Electric force on a charge

1. Jan 11, 2012

kraigandrews

1. The problem statement, all variables and given/known data
Q1-----Q2-----Q3; Q1=1.78E-6C;Q2=Q3=-Q1, r1=r2=1.82m
Calculate the total force on Q2. Give your answer with a positive number for a force directed to the right.

2. Relevant equations

F= kq1q2/r^2

3. The attempt at a solution
F2 = F12+F23
F12 = k(1.78E-6)(-1.78E-6)/(1.82^2)
F23 = k(-1.78E-6)(-1.78E-6)/(1.82^2)
The problem is these forces cancel and I know that they shouldn't, so I am sure is some thing I am just not seeing here.

2. Jan 11, 2012

SammyS

Staff Emeritus
F12 is attractive, so it's in what direction?

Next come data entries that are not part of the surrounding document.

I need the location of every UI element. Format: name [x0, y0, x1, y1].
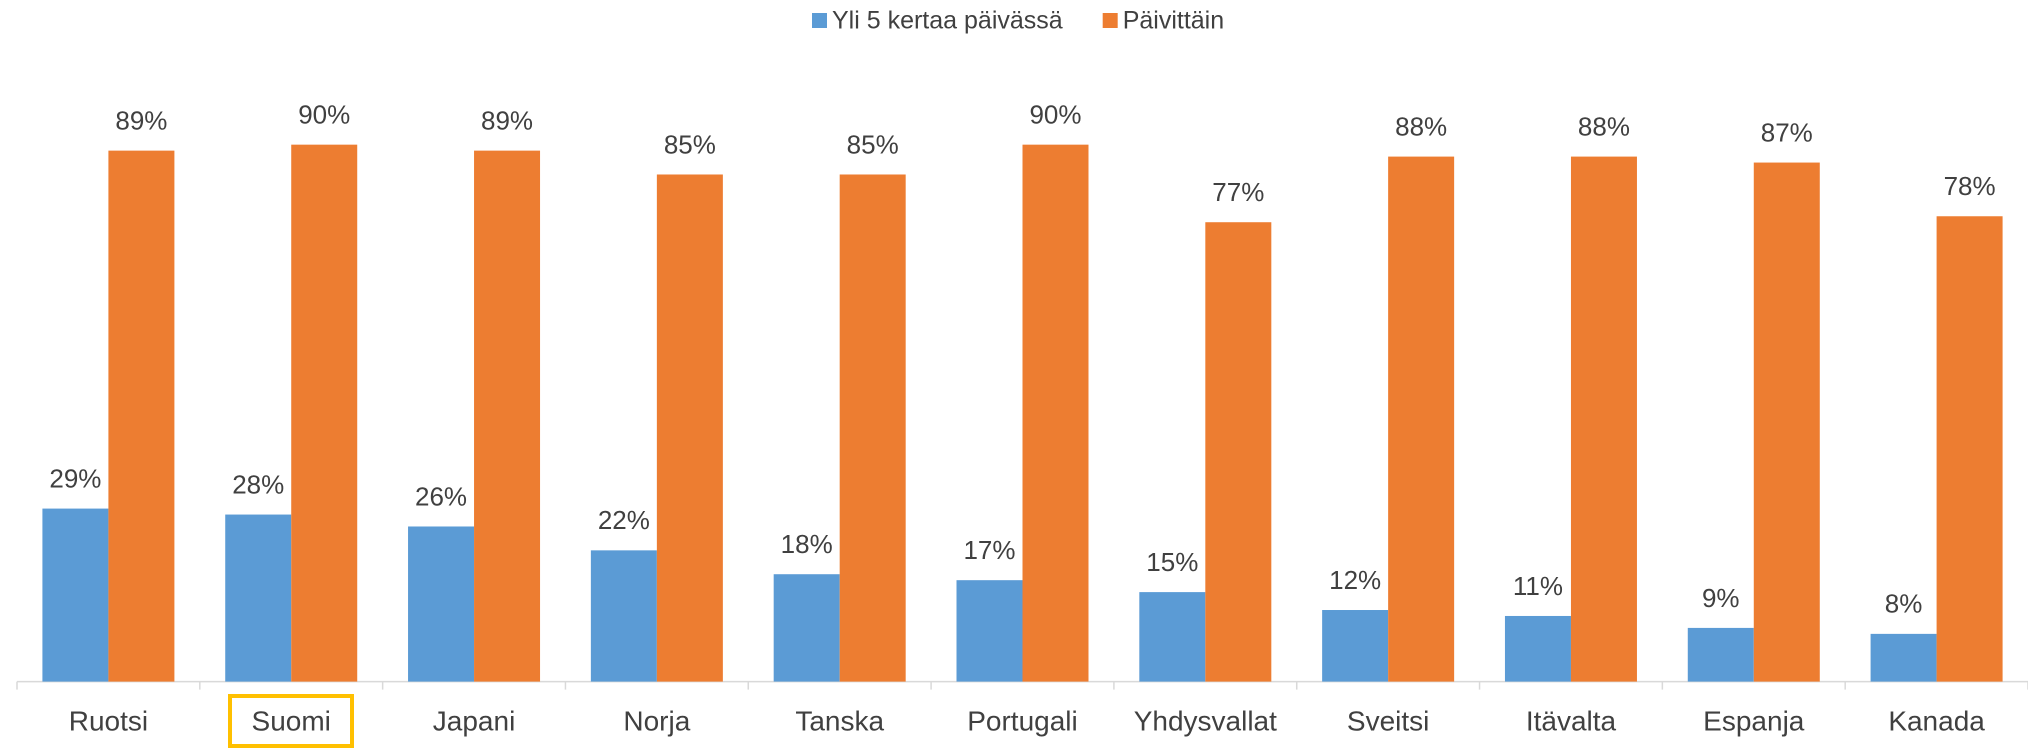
bar [474, 150, 541, 682]
data-label: 29% [49, 463, 101, 493]
data-label: 28% [232, 469, 284, 499]
bar [839, 174, 906, 682]
data-label: 85% [664, 129, 716, 159]
x-tick-label: Suomi [252, 705, 331, 736]
legend-swatch [812, 13, 827, 28]
bar [1322, 610, 1389, 682]
bar [225, 514, 292, 682]
x-tick-label: Espanja [1703, 705, 1805, 736]
bar [408, 526, 475, 682]
x-tick-label: Yhdysvallat [1134, 705, 1277, 736]
data-label: 22% [598, 505, 650, 535]
data-label: 78% [1944, 171, 1996, 201]
legend-label: Päivittäin [1123, 7, 1224, 35]
data-label: 88% [1578, 111, 1630, 141]
bar [956, 580, 1023, 682]
data-label: 89% [115, 106, 167, 136]
data-label: 89% [481, 106, 533, 136]
bar [656, 174, 723, 682]
x-tick-label: Norja [623, 705, 690, 736]
data-label: 9% [1702, 583, 1740, 613]
data-label: 90% [1029, 100, 1081, 130]
x-tick-label: Japani [433, 705, 516, 736]
bar [1936, 216, 2003, 682]
bar [1022, 144, 1089, 682]
bar [1388, 156, 1455, 682]
bar [1753, 162, 1820, 682]
data-label: 11% [1513, 571, 1563, 601]
data-label: 12% [1329, 565, 1381, 595]
bar [108, 150, 175, 682]
bar [1687, 627, 1754, 682]
legend-swatch [1102, 13, 1118, 28]
bar [590, 550, 657, 682]
bar [1205, 222, 1272, 682]
x-tick-label: Tanska [795, 705, 884, 736]
highlight-box [228, 694, 354, 748]
bar [42, 508, 109, 682]
x-tick-label: Sveitsi [1347, 705, 1429, 736]
bar [773, 574, 840, 682]
data-label: 85% [847, 129, 899, 159]
bar [1570, 156, 1637, 682]
data-label: 88% [1395, 111, 1447, 141]
data-label: 15% [1146, 547, 1198, 577]
bar [1870, 633, 1937, 682]
data-label: 90% [298, 100, 350, 130]
x-tick-label: Itävalta [1526, 705, 1617, 736]
x-tick-label: Kanada [1888, 705, 1985, 736]
legend-label: Yli 5 kertaa päivässä [832, 7, 1063, 35]
bar [1504, 615, 1571, 682]
bar [291, 144, 358, 682]
data-label: 87% [1761, 117, 1813, 147]
data-label: 17% [963, 535, 1015, 565]
data-label: 26% [415, 481, 467, 511]
x-tick-label: Portugali [967, 705, 1078, 736]
bar [1139, 592, 1206, 682]
data-label: 77% [1212, 177, 1264, 207]
data-label: 8% [1885, 589, 1923, 619]
x-tick-label: Ruotsi [69, 705, 148, 736]
data-label: 18% [781, 529, 833, 559]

F32 is repulsive, so it's in what direction?

3. Jan 11, 2012

kraigandrews

F12 is negative so to the right and F32 is positive so it is to the right because Q2 is negative

4. Jan 12, 2012

SammyS

Staff Emeritus
Therefore, they don't cancel !

Usually right is positive.

5. Jan 12, 2012

kraigandrews

okay so then I am not sure where I am going wrong since I know that it shouldn't cancel the charges and the distances are the same for F12 and F32 so it should be 2*F12 = F2, I am not sure what I am doing wrong here this shouuld be a fairly simple problem.

6. Jan 12, 2012

SammyS

Staff Emeritus
The sign given by these two equations really only is useful in showing whether you have attraction (negative sign) or you have repulsion (positive sign).
F1,2 = k(1.78E-6)(-1.78E-6)/(1.822)

F2,3 = k(-1.78E-6)(-1.78E-6)/(1.822)​
You can't blindly add the results together.

Since each force is in the positive x direction, they are both positive and should be added together.